RAY SUAREZ: EPA Administrator Whitman insists that 9/11 presented many
new challenges, which will be met before people suffer any harm.
CHRISTINE TODD WHITMAN: If there is an area where there is a
"hole," this is where it is, in response, because it's just a little murky here
as to who has the responsibility, who is responsible for the cleanup. We need to ask for
more legislative authority, a change in the statute from Congress perhaps, to give us
clear responsibility -- or FEMA, or whomever they want it to go to.

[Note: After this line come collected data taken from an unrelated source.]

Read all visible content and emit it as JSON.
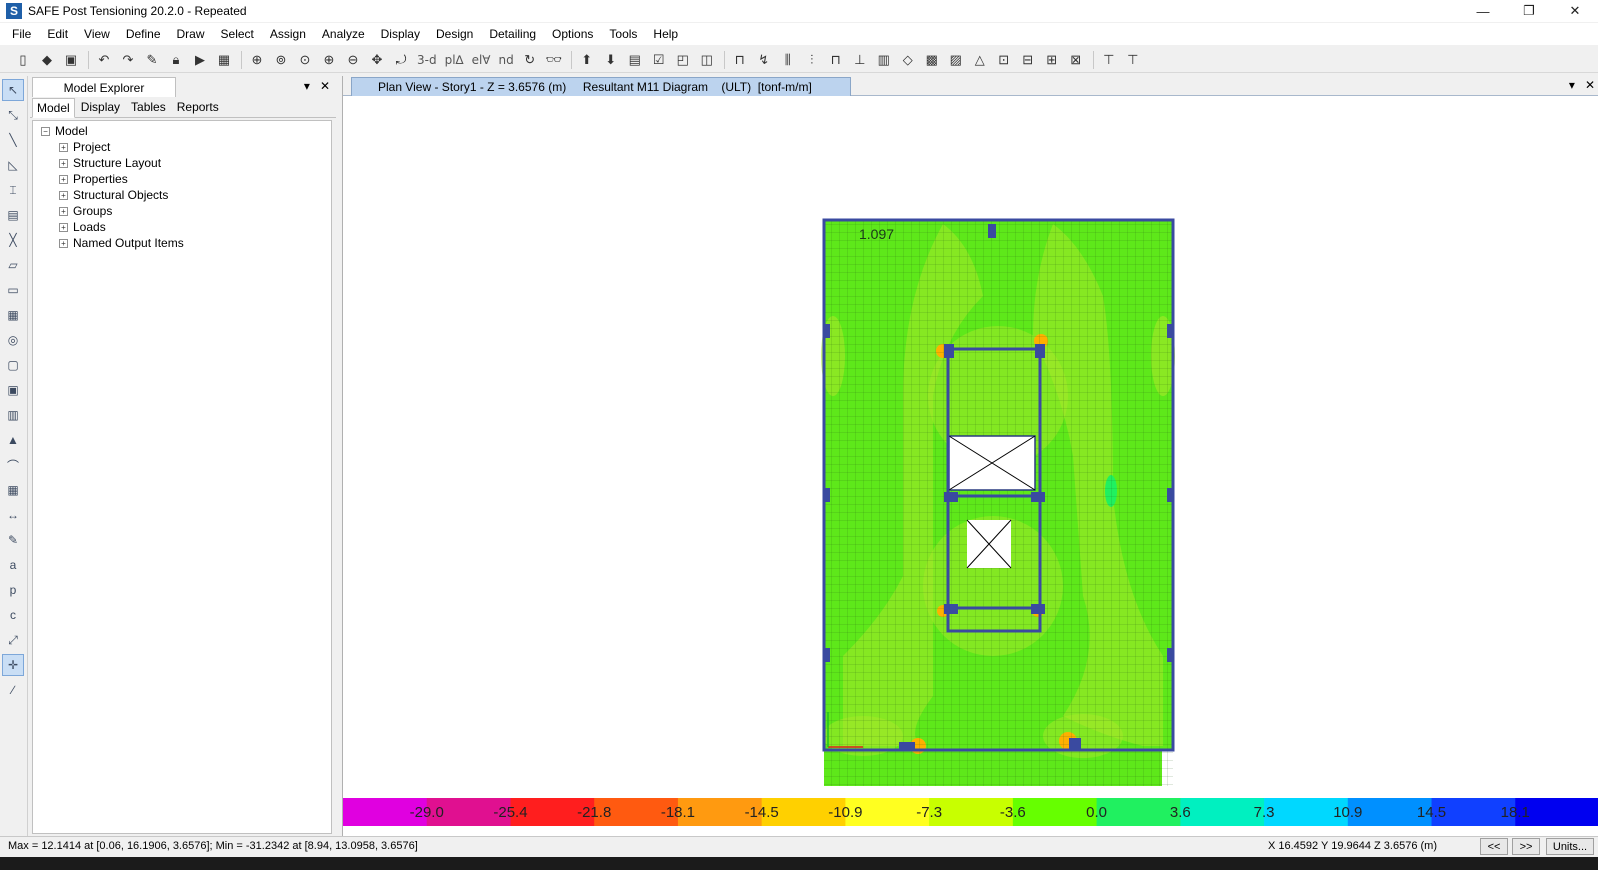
{
  "window": {
    "title": "SAFE Post Tensioning 20.2.0 - Repeated",
    "app_icon_letter": "S",
    "controls": {
      "minimize": "—",
      "restore": "❐",
      "close": "✕"
    }
  },
  "menu": [
    "File",
    "Edit",
    "View",
    "Define",
    "Draw",
    "Select",
    "Assign",
    "Analyze",
    "Display",
    "Design",
    "Detailing",
    "Options",
    "Tools",
    "Help"
  ],
  "toolbar": {
    "view_3d_label": "3-d",
    "plan_label": "pl∆",
    "elev_label": "el∀",
    "nd_label": "nd"
  },
  "explorer": {
    "title": "Model Explorer",
    "tabs": [
      "Model",
      "Display",
      "Tables",
      "Reports"
    ],
    "active_tab": "Model",
    "tree_root": "Model",
    "tree_items": [
      "Project",
      "Structure Layout",
      "Properties",
      "Structural Objects",
      "Groups",
      "Loads",
      "Named Output Items"
    ]
  },
  "view_tab": {
    "title": "Plan View - Story1 - Z = 3.6576 (m)     Resultant M11 Diagram    (ULT)  [tonf-m/m]"
  },
  "plot": {
    "corner_value_label": "1.097"
  },
  "colorbar": {
    "tick_labels": [
      "-29.0",
      "-25.4",
      "-21.8",
      "-18.1",
      "-14.5",
      "-10.9",
      "-7.3",
      "-3.6",
      "0.0",
      "3.6",
      "7.3",
      "10.9",
      "14.5",
      "18.1"
    ],
    "colors": [
      "#e000e0",
      "#e01090",
      "#ff1e1e",
      "#ff5a10",
      "#ff9a10",
      "#ffd000",
      "#ffff20",
      "#c8ff00",
      "#66ff00",
      "#20f060",
      "#00f0c0",
      "#00d8ff",
      "#0090ff",
      "#1040ff",
      "#0000f0"
    ]
  },
  "status": {
    "max_min_text": "Max = 12.1414 at [0.06, 16.1906, 3.6576];  Min = -31.2342 at [8.94, 13.0958, 3.6576]",
    "coords_text": "X 16.4592  Y 19.9644  Z 3.6576 (m)",
    "prev_label": "<<",
    "next_label": ">>",
    "units_label": "Units..."
  },
  "left_tool_icons": [
    "pointer-icon",
    "reshape-icon",
    "draw-line-icon",
    "draw-area-icon",
    "draw-column-icon",
    "draw-beam-icon",
    "draw-brace-icon",
    "draw-slab-icon",
    "draw-rect-icon",
    "draw-wall-icon",
    "draw-opening-icon",
    "draw-drop-icon",
    "draw-strip-icon",
    "draw-tendon-icon",
    "draw-mesh-icon",
    "draw-dimension-icon",
    "draw-rebar-icon",
    "select-all-icon",
    "select-prev-icon",
    "clear-select-icon",
    "snap-icon",
    "snap-grid-icon",
    "snap-line-icon"
  ]
}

The problem you have in things like asbestos and fine particulate matter is the length of
the exposure. It's not so much one hit; it's if you live with it over time. And I believe
that with the kind of effort that's being undertaken now to cleanup the window sills, to
clean the roofs, to find the money from FEMA if we can do it, or however we find the
dollars to help with the indoor cleanup, that that will take away a lot of that concern
because while you may feel uncomfortable for a bit -- short-term breathing -- it's the
long-term health impact that we're really concerned about. If we get at it soon, as we are
now, that should alleviate much of that concern.

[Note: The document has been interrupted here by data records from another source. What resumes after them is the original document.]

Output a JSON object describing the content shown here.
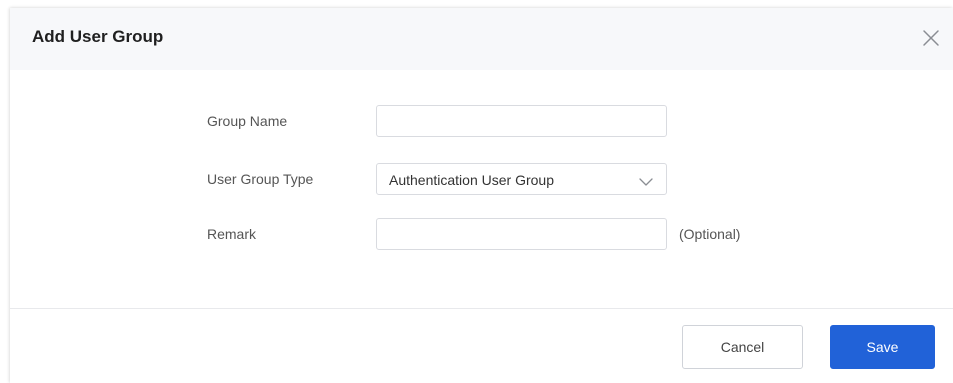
{
  "dialog": {
    "title": "Add User Group",
    "close_icon": "close-icon"
  },
  "form": {
    "group_name": {
      "label": "Group Name",
      "value": "",
      "placeholder": ""
    },
    "user_group_type": {
      "label": "User Group Type",
      "selected": "Authentication User Group",
      "icon": "chevron-down-icon"
    },
    "remark": {
      "label": "Remark",
      "value": "",
      "placeholder": "",
      "hint": "(Optional)"
    }
  },
  "footer": {
    "cancel_label": "Cancel",
    "save_label": "Save"
  },
  "colors": {
    "header_bg": "#f7f8fa",
    "primary": "#2162d8",
    "border": "#d9dbe0",
    "text": "#333333"
  }
}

RAY SUAREZ: But isn't there a long-term presence if there's not a
coordinated...
CHRISTINE TODD WHITMAN: If they don't do a right cleanup.
RAY SUAREZ:...Thorough, professional abatement?
CHRISTINE TODD WHITMAN: If they don't do a right cleanup, yes.
RAY SUAREZ: It's not yet clear that the indoor cleanup attempts will be
coordinated so that already clean areas don't become recontaminated. But city contractors
will begin the decontamination of outdoor roofs and facades within weeks.